While ad revenue increased 121 per cent in the 12 months to 31 December, compared with 2012, the average cost per ad decreased 67 per cent year on year.
The average ad rate has been declining since the start of 2012, according to digital news site Quartz, which has been compiling data from Twitter’s regulatory files since then and claims the average cost of an ad has fallen 81 per cent in that time.
As with many digital advertising businesses, the majority of Twitter’s advertising rates are dependent on an auction based system, meaning an increase in the volume of ads is likely to make the cost of ads cheaper, but the fact that the company has not been able to maintain consistent prices could worry investors. Twitter’s share price at the time of publication was up 0.83 per cent to $54.83.

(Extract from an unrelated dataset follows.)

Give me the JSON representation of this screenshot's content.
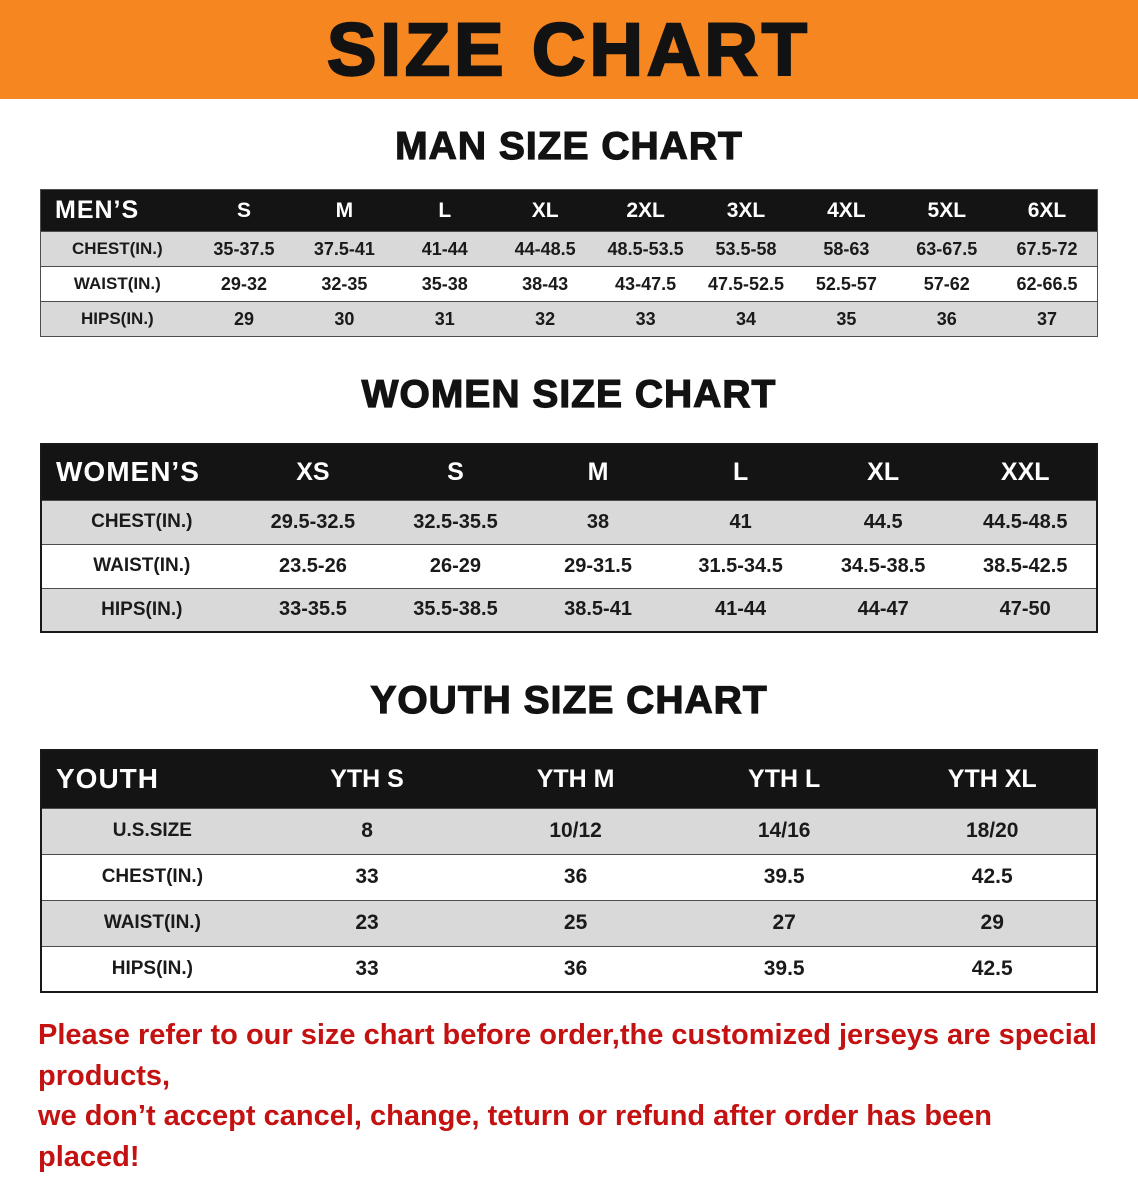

Twitter says in its annual report that its ad rates may decrease even further over time due to increasing its ad inventory – providing advertisers with more opportunities to place ads, which will drive down the cost per engagement – and also by making improvements to its prediction and targeting capabilities.

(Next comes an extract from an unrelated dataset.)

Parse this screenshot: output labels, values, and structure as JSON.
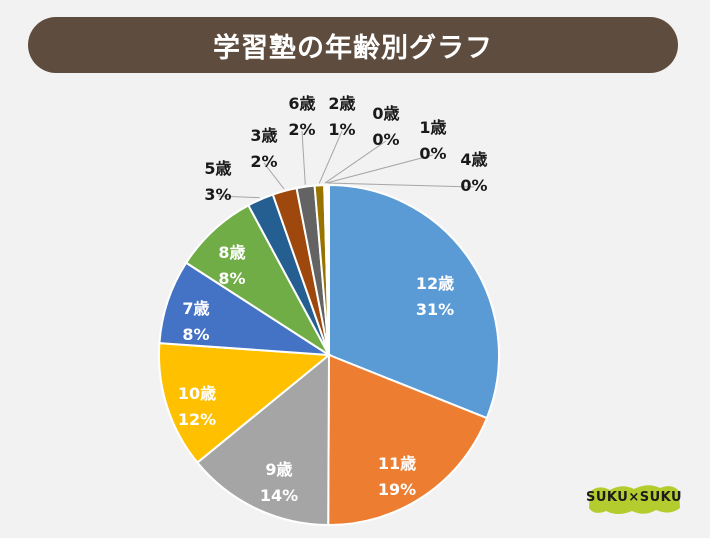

The company adds in the annual report filing with the US Securities and Exchange Commission: “We believe that, in order to increase the cost per ad engagement, we will need to increase advertiser demand for our Promoted Products by enhancing the value of such products. We plan to increase the value of our Promoted Products by increasing the size and engagement of our user base, improving our ability to target advertising to our users’ interests and improving the ability of our advertisers to optimise their campaigns and measure the results of their campaigns.
“We also believe our goal of maximising the long-term value of our platform for our users and advertisers should make Promoted Products more attractive to our existing and new advertisers and allow us to deliver more relevant ads on our platform.”
Twitter says the reduction in cost per ad engagement did succeed in making its Promoted Products more attractive for existing advertisers and new advertisers, including small and medium sized businesses, in the last year. Indeed, in November this year Twitter opened its advertising doors to small and medium-sized businesses outside the the US for the first time, via a self-service platform.
While Twitter has been able to deliver “significant revenue” through its mobile applications – with more than 75 per cent of ad revenue generated from mobile in the three months to 31 December 2013 – user engagement with its Promoted Account and Promoted Trend formats receive less prominence on the smartphone screen and therefore drive lower engagement rates on mobile than desktop. This means advertising revenue per timeline view could continue to be adversely impacted because mobile usage is increasing faster than desktop usage with the service, Twitter admitted.
Overall, Twitter’s revenue grew 110 per cent to $664.9m in the year to 31 December. Earnings before interest, taxes, depreciation and amortisation grew 256 per cent year on year to $75m. Operating expenses such as marketing and research and development meant Twitter posted a full-year net loss of $645m.
Twitter’s user base grew 30 per cent year on year in the fourth quarter to reach 241 million, although this growth was slower than the 39 per cent registered a year earlier and up just 3.8 per cent on the previous quarter.